We are also using a Homekeeper as a tool to manage the growing waiting list of applicants, and tracking all the steps required in applying for a mortgage and buying a home.

2nd Annual Fiesta Fundraiser: Los Bambinos returned for the 2nd Annual Fiesta San Juan on July 5th. The event was even better than 2013, with a large tent outdoors at the Brickworks allowing us to accommodate 250 people. There was great music, delicious food, a terrific silent auction and a great show of community and volunteer support! Approximately $14,000 was raised towards our operational budget.

Grants: A $40,000 grant was awarded to the Home Trust this fall from the Catholic Campaign for Human Development (CCHD). CCHD supports organizations where low-income people participate on the governing board – and since Community Land Trusts aim to have one-third of Board members residents of the homes, CLTs are a good fit. The funds will be used for operations, for Board members to participate in the NWCLT Coalition fall conference, and towards the design of Phase 2 of Sun Rise.

Partnerships and Collaboration: The Home Trust is a member of the National CLT Network, the NW Community Land Trust Coalition, and the San Juan County CLT Alliance. Home Trust Executive Director Nancy DeVaux is on the Board of Directors of the NWCLT Coalition, which meets monthly via conference calls with Board members from Washington, Oregon and Montana. For the past year they have been planning the fall, 2014 gathering in West Glacier Montana. Thanks in part to the grant from the CCHD; five people affiliated with the Home Trust are attending: staff members Nancy DeVaux and Heather Cain, and Board members Peter Kilpatrick, Chinmayo, and Dina Melic. The conference takes place September 22-24 and will offer courses on a variety of topics ranging from Mortgage Lending to Resident Engagement. Several courses will be led by National CLT Network staff.

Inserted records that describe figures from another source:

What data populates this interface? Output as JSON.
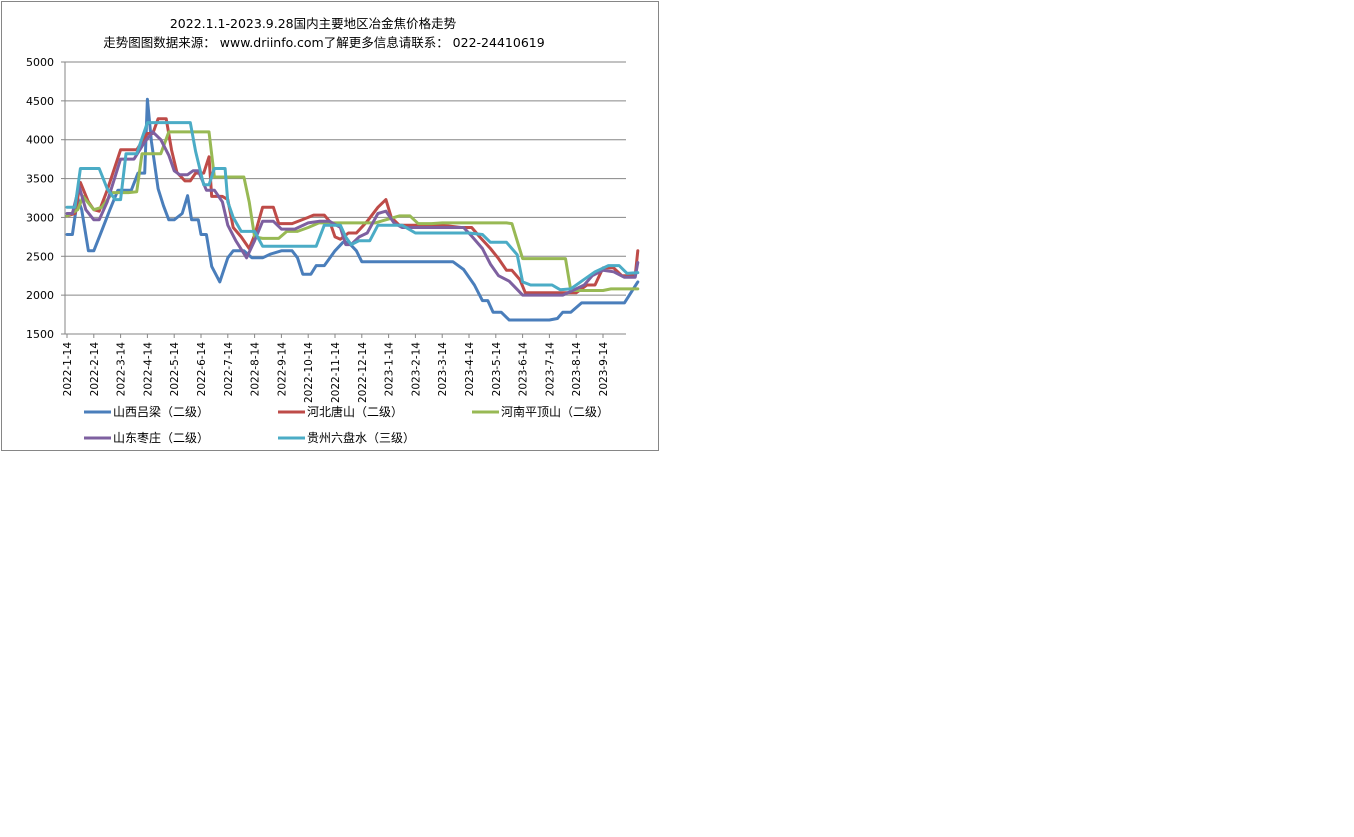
{
  "chart_data": {
    "type": "line",
    "title": "2022.1.1-2023.9.28国内主要地区冶金焦价格走势",
    "subtitle": "走势图图数据来源： www.driinfo.com了解更多信息请联系： 022-24410619",
    "xlabel": "",
    "ylabel": "",
    "ylim": [
      1500,
      5000
    ],
    "yticks": [
      "5000",
      "4500",
      "4000",
      "3500",
      "3000",
      "2500",
      "2000",
      "1500"
    ],
    "x_tick_labels": [
      "2022-1-14",
      "2022-2-14",
      "2022-3-14",
      "2022-4-14",
      "2022-5-14",
      "2022-6-14",
      "2022-7-14",
      "2022-8-14",
      "2022-9-14",
      "2022-10-14",
      "2022-11-14",
      "2022-12-14",
      "2023-1-14",
      "2023-2-14",
      "2023-3-14",
      "2023-4-14",
      "2023-5-14",
      "2023-6-14",
      "2023-7-14",
      "2023-8-14",
      "2023-9-14"
    ],
    "grid": true,
    "legend_position": "bottom",
    "series": [
      {
        "name": "山西吕梁（二级）",
        "color": "#4a7ebb",
        "points": [
          [
            0,
            2780
          ],
          [
            0.2,
            2780
          ],
          [
            0.4,
            3250
          ],
          [
            0.55,
            3100
          ],
          [
            0.8,
            2570
          ],
          [
            1.0,
            2570
          ],
          [
            1.3,
            2830
          ],
          [
            1.6,
            3100
          ],
          [
            1.9,
            3350
          ],
          [
            2.4,
            3350
          ],
          [
            2.65,
            3570
          ],
          [
            2.9,
            3570
          ],
          [
            3.0,
            4520
          ],
          [
            3.15,
            3980
          ],
          [
            3.4,
            3370
          ],
          [
            3.6,
            3150
          ],
          [
            3.8,
            2970
          ],
          [
            4.0,
            2970
          ],
          [
            4.3,
            3050
          ],
          [
            4.5,
            3280
          ],
          [
            4.65,
            2970
          ],
          [
            4.9,
            2970
          ],
          [
            5.0,
            2780
          ],
          [
            5.2,
            2780
          ],
          [
            5.4,
            2370
          ],
          [
            5.7,
            2170
          ],
          [
            6.0,
            2480
          ],
          [
            6.2,
            2570
          ],
          [
            6.6,
            2570
          ],
          [
            6.9,
            2480
          ],
          [
            7.3,
            2480
          ],
          [
            7.6,
            2530
          ],
          [
            8.0,
            2570
          ],
          [
            8.4,
            2570
          ],
          [
            8.6,
            2480
          ],
          [
            8.8,
            2270
          ],
          [
            9.1,
            2270
          ],
          [
            9.3,
            2380
          ],
          [
            9.6,
            2380
          ],
          [
            10.0,
            2570
          ],
          [
            10.3,
            2680
          ],
          [
            10.5,
            2680
          ],
          [
            10.8,
            2570
          ],
          [
            11.0,
            2430
          ],
          [
            12.0,
            2430
          ],
          [
            13.0,
            2430
          ],
          [
            14.4,
            2430
          ],
          [
            14.8,
            2330
          ],
          [
            15.2,
            2130
          ],
          [
            15.5,
            1930
          ],
          [
            15.7,
            1930
          ],
          [
            15.9,
            1780
          ],
          [
            16.2,
            1780
          ],
          [
            16.5,
            1680
          ],
          [
            17.0,
            1680
          ],
          [
            17.5,
            1680
          ],
          [
            18.0,
            1680
          ],
          [
            18.3,
            1700
          ],
          [
            18.5,
            1780
          ],
          [
            18.8,
            1780
          ],
          [
            19.2,
            1900
          ],
          [
            20.0,
            1900
          ],
          [
            20.8,
            1900
          ],
          [
            21.3,
            2170
          ]
        ]
      },
      {
        "name": "河北唐山（二级）",
        "color": "#be4b48",
        "points": [
          [
            0,
            3020
          ],
          [
            0.3,
            3050
          ],
          [
            0.5,
            3450
          ],
          [
            0.8,
            3200
          ],
          [
            1.0,
            3100
          ],
          [
            1.2,
            3080
          ],
          [
            1.5,
            3350
          ],
          [
            2.0,
            3870
          ],
          [
            2.6,
            3870
          ],
          [
            3.0,
            4080
          ],
          [
            3.2,
            4080
          ],
          [
            3.4,
            4270
          ],
          [
            3.7,
            4270
          ],
          [
            3.9,
            3870
          ],
          [
            4.1,
            3580
          ],
          [
            4.4,
            3470
          ],
          [
            4.6,
            3470
          ],
          [
            4.8,
            3570
          ],
          [
            5.1,
            3570
          ],
          [
            5.3,
            3780
          ],
          [
            5.4,
            3270
          ],
          [
            5.8,
            3270
          ],
          [
            6.0,
            3230
          ],
          [
            6.2,
            2870
          ],
          [
            6.5,
            2750
          ],
          [
            6.8,
            2600
          ],
          [
            7.0,
            2770
          ],
          [
            7.3,
            3130
          ],
          [
            7.7,
            3130
          ],
          [
            7.9,
            2920
          ],
          [
            8.4,
            2920
          ],
          [
            9.0,
            3000
          ],
          [
            9.2,
            3030
          ],
          [
            9.6,
            3030
          ],
          [
            9.8,
            2950
          ],
          [
            10.0,
            2750
          ],
          [
            10.2,
            2720
          ],
          [
            10.5,
            2800
          ],
          [
            10.8,
            2800
          ],
          [
            11.2,
            2950
          ],
          [
            11.6,
            3130
          ],
          [
            11.9,
            3230
          ],
          [
            12.1,
            3000
          ],
          [
            12.4,
            2900
          ],
          [
            14.0,
            2900
          ],
          [
            14.7,
            2870
          ],
          [
            15.1,
            2870
          ],
          [
            15.4,
            2750
          ],
          [
            15.8,
            2600
          ],
          [
            16.1,
            2470
          ],
          [
            16.4,
            2320
          ],
          [
            16.6,
            2320
          ],
          [
            16.9,
            2200
          ],
          [
            17.1,
            2030
          ],
          [
            18.0,
            2030
          ],
          [
            18.5,
            2030
          ],
          [
            19.0,
            2030
          ],
          [
            19.4,
            2130
          ],
          [
            19.7,
            2130
          ],
          [
            20.0,
            2350
          ],
          [
            20.4,
            2350
          ],
          [
            20.7,
            2250
          ],
          [
            21.0,
            2250
          ],
          [
            21.2,
            2250
          ],
          [
            21.3,
            2570
          ]
        ]
      },
      {
        "name": "河南平顶山（二级）",
        "color": "#98b954",
        "points": [
          [
            0,
            3020
          ],
          [
            0.4,
            3100
          ],
          [
            0.6,
            3270
          ],
          [
            1.0,
            3100
          ],
          [
            1.3,
            3130
          ],
          [
            1.7,
            3320
          ],
          [
            2.0,
            3320
          ],
          [
            2.3,
            3320
          ],
          [
            2.6,
            3330
          ],
          [
            2.8,
            3820
          ],
          [
            3.4,
            3820
          ],
          [
            3.5,
            3820
          ],
          [
            3.8,
            4100
          ],
          [
            4.8,
            4100
          ],
          [
            5.3,
            4100
          ],
          [
            5.5,
            3520
          ],
          [
            6.0,
            3520
          ],
          [
            6.6,
            3520
          ],
          [
            6.8,
            3200
          ],
          [
            7.0,
            2750
          ],
          [
            7.3,
            2730
          ],
          [
            7.9,
            2730
          ],
          [
            8.2,
            2820
          ],
          [
            8.6,
            2820
          ],
          [
            9.0,
            2870
          ],
          [
            9.4,
            2930
          ],
          [
            10.5,
            2930
          ],
          [
            11.5,
            2930
          ],
          [
            12.4,
            3020
          ],
          [
            12.8,
            3020
          ],
          [
            13.1,
            2920
          ],
          [
            13.6,
            2920
          ],
          [
            14.0,
            2930
          ],
          [
            15.0,
            2930
          ],
          [
            16.0,
            2930
          ],
          [
            16.4,
            2930
          ],
          [
            16.6,
            2920
          ],
          [
            17.0,
            2470
          ],
          [
            18.0,
            2470
          ],
          [
            18.6,
            2470
          ],
          [
            18.8,
            2060
          ],
          [
            19.2,
            2060
          ],
          [
            19.6,
            2060
          ],
          [
            20.0,
            2060
          ],
          [
            20.3,
            2080
          ],
          [
            21.3,
            2080
          ]
        ]
      },
      {
        "name": "山东枣庄（二级）",
        "color": "#7e60a0",
        "points": [
          [
            0,
            3050
          ],
          [
            0.2,
            3050
          ],
          [
            0.45,
            3400
          ],
          [
            0.7,
            3100
          ],
          [
            1.0,
            2970
          ],
          [
            1.2,
            2970
          ],
          [
            1.5,
            3200
          ],
          [
            2.0,
            3750
          ],
          [
            2.5,
            3750
          ],
          [
            2.9,
            3970
          ],
          [
            3.2,
            4100
          ],
          [
            3.5,
            4000
          ],
          [
            3.8,
            3800
          ],
          [
            4.0,
            3600
          ],
          [
            4.2,
            3550
          ],
          [
            4.5,
            3550
          ],
          [
            4.7,
            3600
          ],
          [
            4.9,
            3600
          ],
          [
            5.2,
            3350
          ],
          [
            5.5,
            3350
          ],
          [
            5.8,
            3200
          ],
          [
            6.0,
            2900
          ],
          [
            6.3,
            2700
          ],
          [
            6.7,
            2480
          ],
          [
            7.0,
            2700
          ],
          [
            7.3,
            2950
          ],
          [
            7.7,
            2950
          ],
          [
            8.0,
            2850
          ],
          [
            8.5,
            2850
          ],
          [
            9.0,
            2930
          ],
          [
            9.4,
            2950
          ],
          [
            9.8,
            2950
          ],
          [
            10.2,
            2870
          ],
          [
            10.4,
            2650
          ],
          [
            10.6,
            2650
          ],
          [
            10.9,
            2750
          ],
          [
            11.2,
            2800
          ],
          [
            11.6,
            3050
          ],
          [
            11.9,
            3080
          ],
          [
            12.2,
            2930
          ],
          [
            12.5,
            2870
          ],
          [
            13.5,
            2870
          ],
          [
            14.5,
            2870
          ],
          [
            14.8,
            2870
          ],
          [
            15.1,
            2760
          ],
          [
            15.5,
            2600
          ],
          [
            15.8,
            2400
          ],
          [
            16.1,
            2250
          ],
          [
            16.5,
            2180
          ],
          [
            17.0,
            2000
          ],
          [
            18.0,
            2000
          ],
          [
            18.5,
            2000
          ],
          [
            19.0,
            2080
          ],
          [
            19.3,
            2130
          ],
          [
            19.6,
            2250
          ],
          [
            20.0,
            2320
          ],
          [
            20.4,
            2300
          ],
          [
            20.8,
            2230
          ],
          [
            21.2,
            2230
          ],
          [
            21.3,
            2420
          ]
        ]
      },
      {
        "name": "贵州六盘水（三级）",
        "color": "#4bacc6",
        "points": [
          [
            0,
            3130
          ],
          [
            0.3,
            3130
          ],
          [
            0.5,
            3630
          ],
          [
            1.0,
            3630
          ],
          [
            1.2,
            3630
          ],
          [
            1.5,
            3370
          ],
          [
            1.8,
            3230
          ],
          [
            2.0,
            3230
          ],
          [
            2.2,
            3820
          ],
          [
            2.6,
            3820
          ],
          [
            3.0,
            4220
          ],
          [
            3.8,
            4220
          ],
          [
            4.6,
            4220
          ],
          [
            4.8,
            3850
          ],
          [
            5.1,
            3420
          ],
          [
            5.3,
            3420
          ],
          [
            5.5,
            3630
          ],
          [
            5.9,
            3630
          ],
          [
            6.0,
            3200
          ],
          [
            6.2,
            3000
          ],
          [
            6.5,
            2820
          ],
          [
            7.0,
            2820
          ],
          [
            7.3,
            2630
          ],
          [
            8.0,
            2630
          ],
          [
            8.5,
            2630
          ],
          [
            9.3,
            2630
          ],
          [
            9.6,
            2900
          ],
          [
            10.2,
            2900
          ],
          [
            10.4,
            2750
          ],
          [
            10.6,
            2650
          ],
          [
            10.9,
            2700
          ],
          [
            11.3,
            2700
          ],
          [
            11.6,
            2900
          ],
          [
            12.2,
            2900
          ],
          [
            12.5,
            2900
          ],
          [
            13.0,
            2800
          ],
          [
            13.5,
            2800
          ],
          [
            14.5,
            2800
          ],
          [
            15.0,
            2800
          ],
          [
            15.5,
            2780
          ],
          [
            15.8,
            2680
          ],
          [
            16.4,
            2680
          ],
          [
            16.8,
            2520
          ],
          [
            17.0,
            2170
          ],
          [
            17.3,
            2130
          ],
          [
            17.8,
            2130
          ],
          [
            18.1,
            2130
          ],
          [
            18.4,
            2070
          ],
          [
            18.8,
            2080
          ],
          [
            19.2,
            2180
          ],
          [
            19.7,
            2300
          ],
          [
            20.2,
            2380
          ],
          [
            20.6,
            2380
          ],
          [
            20.9,
            2280
          ],
          [
            21.3,
            2290
          ]
        ]
      }
    ]
  }
}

Planning for more homes: Most exciting are our plans for adding more 12 to 14 new homes to our portfolio. See article below.

Sun Rise Phase 2: A New Approach
For Phase 2 of Sun Rise, plans are underway for an unusual, unique and conservation-minded approach. For this neighborhood, we are planning to “save” well-constructed homes dating from the early 20th century and move them to San Juan Island.

This summer a group from the Home Trust went to Victoria to look at houses that are available to purchase and move. These homes are more affordable than new construction; they preserve raw materials and have a character which new buildings may lack. As neighborhoods in Vancouver, Seattle and Victoria are seeing demographic changes, small bungalows are being replaced by larger, new homes. Some of these homes have great craftsmanship; were constructed using old-growth wood and have other fine features.

The Home Trust is planning to barge the homes to the island a few at a time (up to four can fit on a barge) and refurbish them as needed, adding energy saving appliances, new electrical panels and other upgrades.

How will Sun Rise Phase 2 be funded?

In the past the Home Trust has relied upon grant money available from the WA State Housing Fund to finance a good portion of the construction costs. But in the past few years, their budget has been eliminated by the State Legislature.

At our Fiesta fundraiser in July, we announced a much welcomed and wonderful matching challenge grant of $300,000 to kick off fundraising for Phase 2 of Sun Rise. The Home Trust already owns the land and we need to raise approximately 1.2 million dollars to cover all the site development and construction costs. This represents a little over a third of the total cost of this project. Homebuyer mortgages will cover about two-thirds of the total costs.

The Home Trust is now actively fundraising in the community for this approach. Grants from foundations and individuals are being sought. Donations of any amount are most welcome.

We are also seeking major donors who will consider sponsoring a new home. A $75,000 donation (which can be made over a 3-year period) would pay for a house and the move to its permanent location on the island. Donors would be able to follow its progress from its original location to its new site, and watch as it is lowered into place, renovated and finally occupied by its new owner. They will also be honored with a plaque or tile, placed on the house.